6 Melon Cocktails for National Melon Day
Few things shout out the coming of summer quite like the arrival of the fresh melon at your local supermarket. Refreshing and delicious, and even this late in the summer season, it’s the perfect fruit to eat by the pool and the perfect excuse to experiment with some cocktails. Cool down as we wait out this — hopefully — final blast of summer heat with our melon cocktail guide!
National Melon Day Cocktails
If you’ve followed this blog for any length of time, you will quickly learn that I absolutely loathe summer weather! Never ever will you see one of those ridiculous “Salt Life” or flip flop stickers plastered on the window of my vehicle. Perhaps it’s my mix of Irish, Northern European, and gremlin blood, but mandatory sun exposure and I simply don’t mix. Maybe I should just stay indoors with the blinds drawn and take my vitamin D through a special lamp like those poor Soviet kids in Siberia used to…
Anyway, onto the drinks!
Emoji-to
Created by International Emoji Expert, Jeremy Burge. Recipe and image courtesy of Midori
- 1 part Midori Melon Liqueur
- 1 1/2 parts Light Rum
- 3/4 part Fresh Lemon Juice
- 3 Fresh Strawberries
- 4 Fresh Basil Leaves
- Soda Water
Muddle 3 fresh strawberries and 4 fresh basil leaves in a shaker. Add 1 part Midori Melon Liqueur, 1 1/2 parts light rum, 3/4 part lemon juice to the shaker with ice and shake. Pour into a collins glass. Top with soda water and garnish with a strawberry.
Japanese Hi-Ball
Created by Houston Mixologist, Leslie Ross. Recipe and image courtesy of Midori.

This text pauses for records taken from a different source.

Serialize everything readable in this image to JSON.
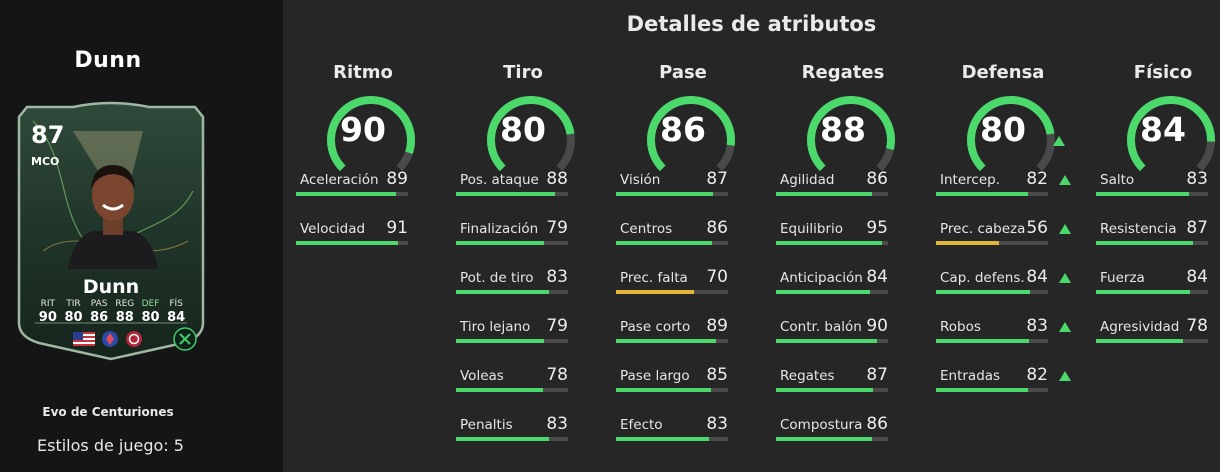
{
  "title": "Detalles de atributos",
  "player": {
    "name": "Dunn",
    "rating": "87",
    "position": "MCO",
    "card_stats": [
      {
        "label": "RIT",
        "value": "90"
      },
      {
        "label": "TIR",
        "value": "80"
      },
      {
        "label": "PAS",
        "value": "86"
      },
      {
        "label": "REG",
        "value": "88"
      },
      {
        "label": "DEF",
        "value": "80"
      },
      {
        "label": "FÍS",
        "value": "84"
      }
    ],
    "evolution_name": "Evo de Centuriones",
    "playstyles_label": "Estilos de juego: 5"
  },
  "colors": {
    "high": "#4cd96b",
    "medium": "#e0b53a",
    "track": "#4a4a4a",
    "upgrade": "#4cd96b"
  },
  "categories": [
    {
      "name": "Ritmo",
      "value": 90,
      "upgraded": false,
      "stats": [
        {
          "name": "Aceleración",
          "value": 89,
          "upgraded": false
        },
        {
          "name": "Velocidad",
          "value": 91,
          "upgraded": false
        }
      ]
    },
    {
      "name": "Tiro",
      "value": 80,
      "upgraded": false,
      "stats": [
        {
          "name": "Pos. ataque",
          "value": 88,
          "upgraded": false
        },
        {
          "name": "Finalización",
          "value": 79,
          "upgraded": false
        },
        {
          "name": "Pot. de tiro",
          "value": 83,
          "upgraded": false
        },
        {
          "name": "Tiro lejano",
          "value": 79,
          "upgraded": false
        },
        {
          "name": "Voleas",
          "value": 78,
          "upgraded": false
        },
        {
          "name": "Penaltis",
          "value": 83,
          "upgraded": false
        }
      ]
    },
    {
      "name": "Pase",
      "value": 86,
      "upgraded": false,
      "stats": [
        {
          "name": "Visión",
          "value": 87,
          "upgraded": false
        },
        {
          "name": "Centros",
          "value": 86,
          "upgraded": false
        },
        {
          "name": "Prec. falta",
          "value": 70,
          "upgraded": false
        },
        {
          "name": "Pase corto",
          "value": 89,
          "upgraded": false
        },
        {
          "name": "Pase largo",
          "value": 85,
          "upgraded": false
        },
        {
          "name": "Efecto",
          "value": 83,
          "upgraded": false
        }
      ]
    },
    {
      "name": "Regates",
      "value": 88,
      "upgraded": false,
      "stats": [
        {
          "name": "Agilidad",
          "value": 86,
          "upgraded": false
        },
        {
          "name": "Equilibrio",
          "value": 95,
          "upgraded": false
        },
        {
          "name": "Anticipación",
          "value": 84,
          "upgraded": false
        },
        {
          "name": "Contr. balón",
          "value": 90,
          "upgraded": false
        },
        {
          "name": "Regates",
          "value": 87,
          "upgraded": false
        },
        {
          "name": "Compostura",
          "value": 86,
          "upgraded": false
        }
      ]
    },
    {
      "name": "Defensa",
      "value": 80,
      "upgraded": true,
      "stats": [
        {
          "name": "Intercep.",
          "value": 82,
          "upgraded": true
        },
        {
          "name": "Prec. cabeza",
          "value": 56,
          "upgraded": true
        },
        {
          "name": "Cap. defens.",
          "value": 84,
          "upgraded": true
        },
        {
          "name": "Robos",
          "value": 83,
          "upgraded": true
        },
        {
          "name": "Entradas",
          "value": 82,
          "upgraded": true
        }
      ]
    },
    {
      "name": "Físico",
      "value": 84,
      "upgraded": false,
      "stats": [
        {
          "name": "Salto",
          "value": 83,
          "upgraded": false
        },
        {
          "name": "Resistencia",
          "value": 87,
          "upgraded": false
        },
        {
          "name": "Fuerza",
          "value": 84,
          "upgraded": false
        },
        {
          "name": "Agresividad",
          "value": 78,
          "upgraded": false
        }
      ]
    }
  ]
}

- 1 part Midori Melon Liqueur
- 1 part Hibiki Japanese Harmony Whisky
- Sparkling Mineral Water
Combine 1 part Midori Melon Liqueur and 1 part Hibiki Japanese Harmony Whisky into a chilled highball glass with ice. Stir and top with sparkling mineral water. Stir again and garnish with a melon ball and a wide lemon peel.
Koo-Koo Cabana
If you happen to be one of those people who likes baking in the sand by the water, look no further!

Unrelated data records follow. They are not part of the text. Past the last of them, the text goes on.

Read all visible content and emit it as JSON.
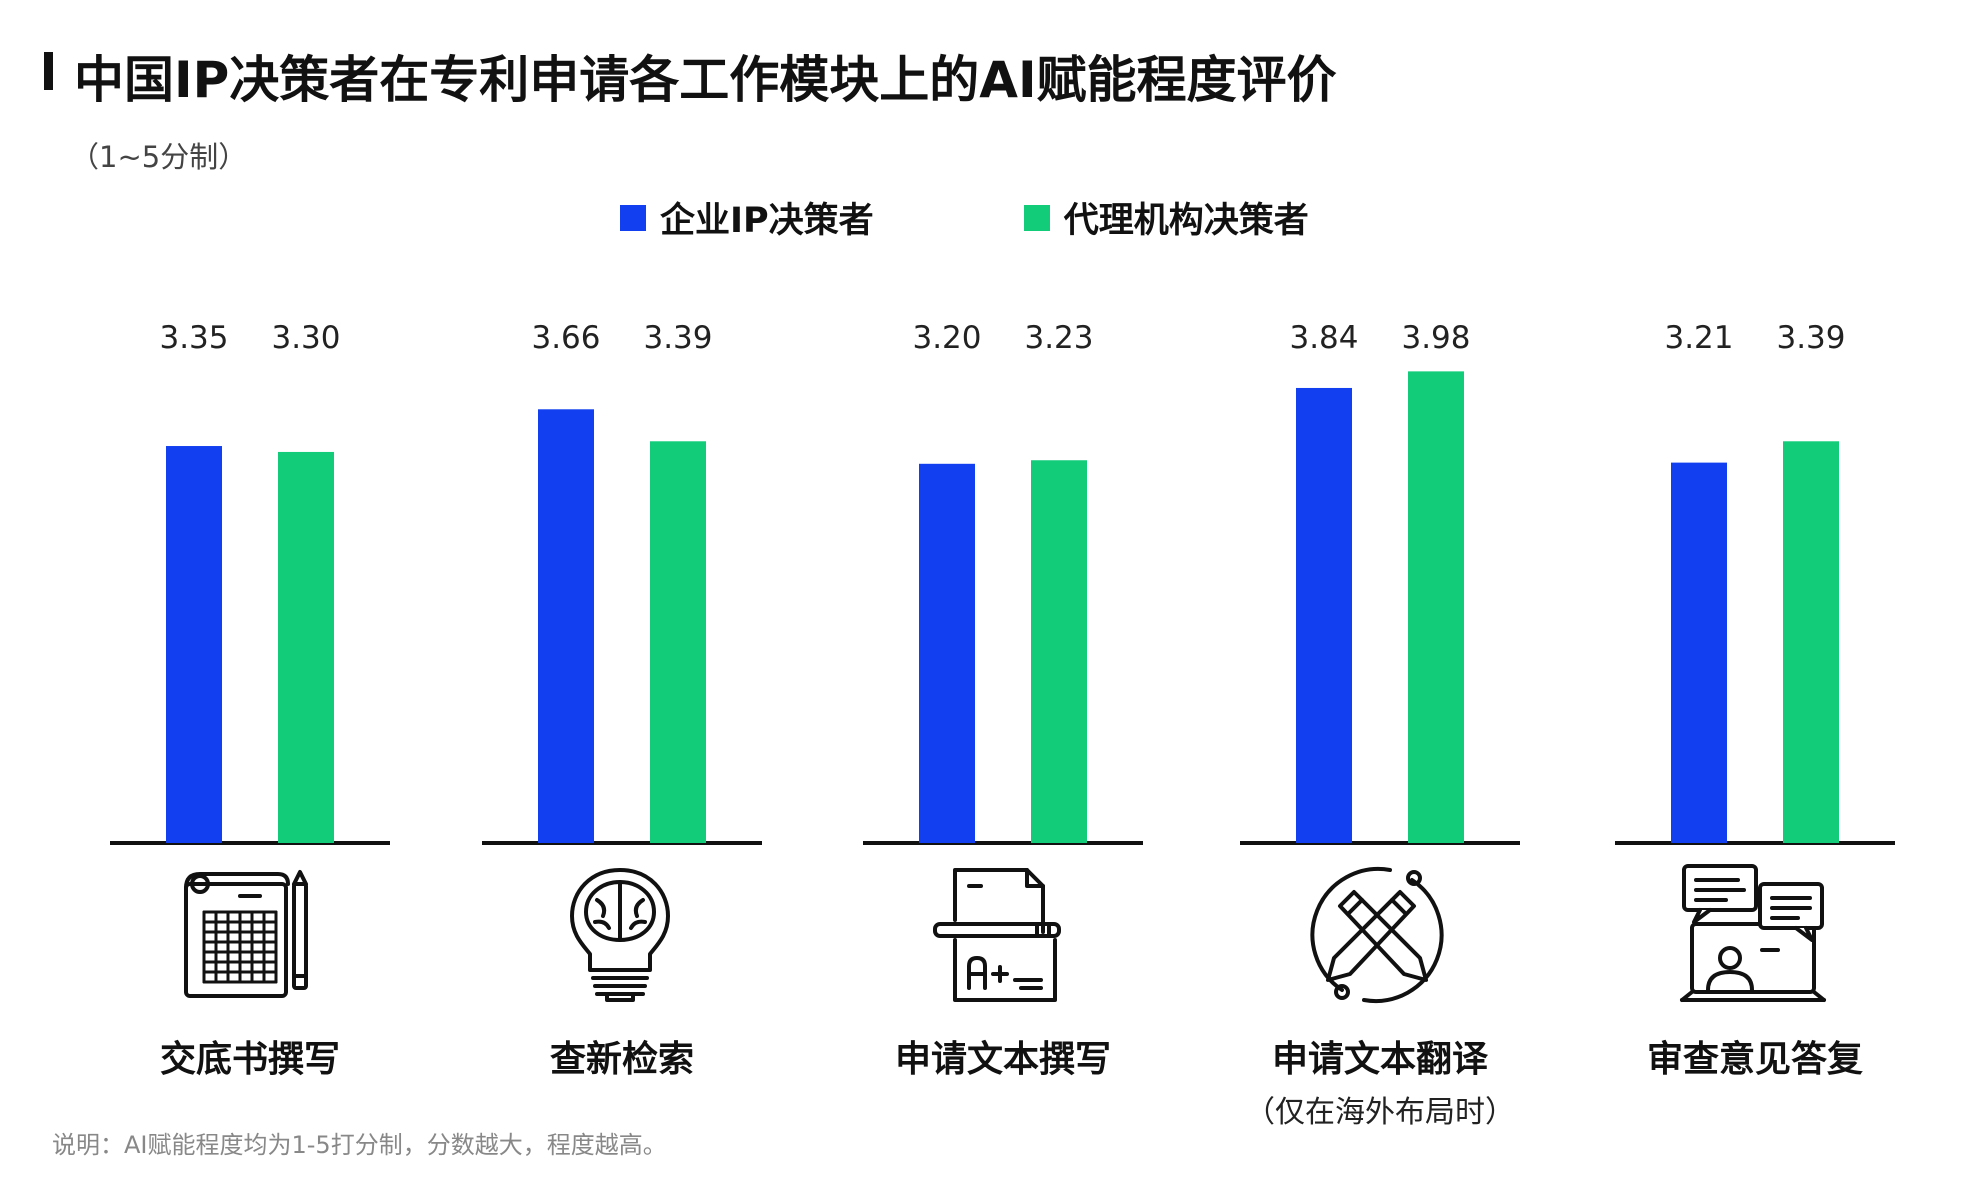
{
  "title": "中国IP决策者在专利申请各工作模块上的AI赋能程度评价",
  "subtitle": "（1~5分制）",
  "note": "说明：AI赋能程度均为1-5打分制，分数越大，程度越高。",
  "colors": {
    "enterprise": "#1240f0",
    "agency": "#12cc7a",
    "text": "#111111"
  },
  "icons": [
    "disclosure-document-icon",
    "lightbulb-brain-icon",
    "document-pen-grade-icon",
    "crossed-pencils-cycle-icon",
    "chat-presentation-icon"
  ],
  "chart_data": {
    "type": "bar",
    "title": "中国IP决策者在专利申请各工作模块上的AI赋能程度评价",
    "subtitle": "（1~5分制）",
    "categories": [
      "交底书撰写",
      "查新检索",
      "申请文本撰写",
      "申请文本翻译",
      "审查意见答复"
    ],
    "category_notes": [
      "",
      "",
      "",
      "（仅在海外布局时）",
      ""
    ],
    "series": [
      {
        "name": "企业IP决策者",
        "values": [
          3.35,
          3.66,
          3.2,
          3.84,
          3.21
        ],
        "labels": [
          "3.35",
          "3.66",
          "3.20",
          "3.84",
          "3.21"
        ]
      },
      {
        "name": "代理机构决策者",
        "values": [
          3.3,
          3.39,
          3.23,
          3.98,
          3.39
        ],
        "labels": [
          "3.30",
          "3.39",
          "3.23",
          "3.98",
          "3.39"
        ]
      }
    ],
    "ylim": [
      0,
      5
    ],
    "grid": false,
    "legend_position": "top-center"
  }
}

At the Cabana Bar & Grill at Ocean Club Resorts in Providenciales, Turks and Caicos, patrons can leisurely raise their glasses and sip contentedly on the Koo-Koo Cabana, a light and refreshing mixture of vodka, melon liqueur, coconut rum, sour mix (hopefully fresh made) and pineapple juice.
Recipe courtesy of Cabana Bar & Grill at Ocean Club Resorts in Providenciales, Turks and Caicos. Image credit: Dane Wee-Tom
- 1/2 oz melon liquour
- 1/2 oz coconut rum
- 1/2 oz vodka
- 1/2 oz sour mix (for God’s sake make your own!!)
- Fill to brim with pineapple juice
Shake and strain into a tall ice-filled glass. Garnish with lime and orange wedge.
Melon Sangria
Recipe and image courtesy of Midori.
- 1 part Midori® Melon Liqueur
- 1.5 parts Red Wine
- 0.5 part Lemon Juice
- Chopped Apple or Pear
- Lemon-lime Soda
- Orange Wheel, for garnish
In a tall glass with ice, combine Midori® Melon Liqueur, red wine, and lemon juice and stir from the bottom of the glass. Add chopped apple or pear and top with lemon-lime soda. Stir gently from the bottom of the glass and garnish with an orange wheel.
Melon Colada
Recipe and image courtesy of Midori.
- 2 parts Midori® Melon Liqueur
- 1 part Cruzan® Pineapple Rum
- 4 parts Colada Mix*
Combine ingredients in a blender and blend until smooth. Pour into a hurricane type glass and top with whipped cream and a pineapple/cherry stack.
*Colada Mix Ingredients:
- 5 parts Coco Lopez® Cream of Coconut
- 8 parts Pineapple Juice
Combine all ingredients in a blender without ice and mix until well blended. Keep remaining mixture chilled (mixture should last between 5-7 days).
Sweet Sparkling Watermelon
This simple watermelon/sparkling wine hack is poolside perfection.
Recipe and image courtesy of Freixenet.
- 1 watermelon
- 1 bottle of Freixenet Sweet Cuvée Cava
Cut 1/4th off the top off a seedless watermelon. Scoop out the fruit and purée. Put 2 tbsp in a wine glass, and top off with Freixenet Sweet Cuvée Cava. Pour the remaining purée back in the hollow watermelon to enjoy throughout the day.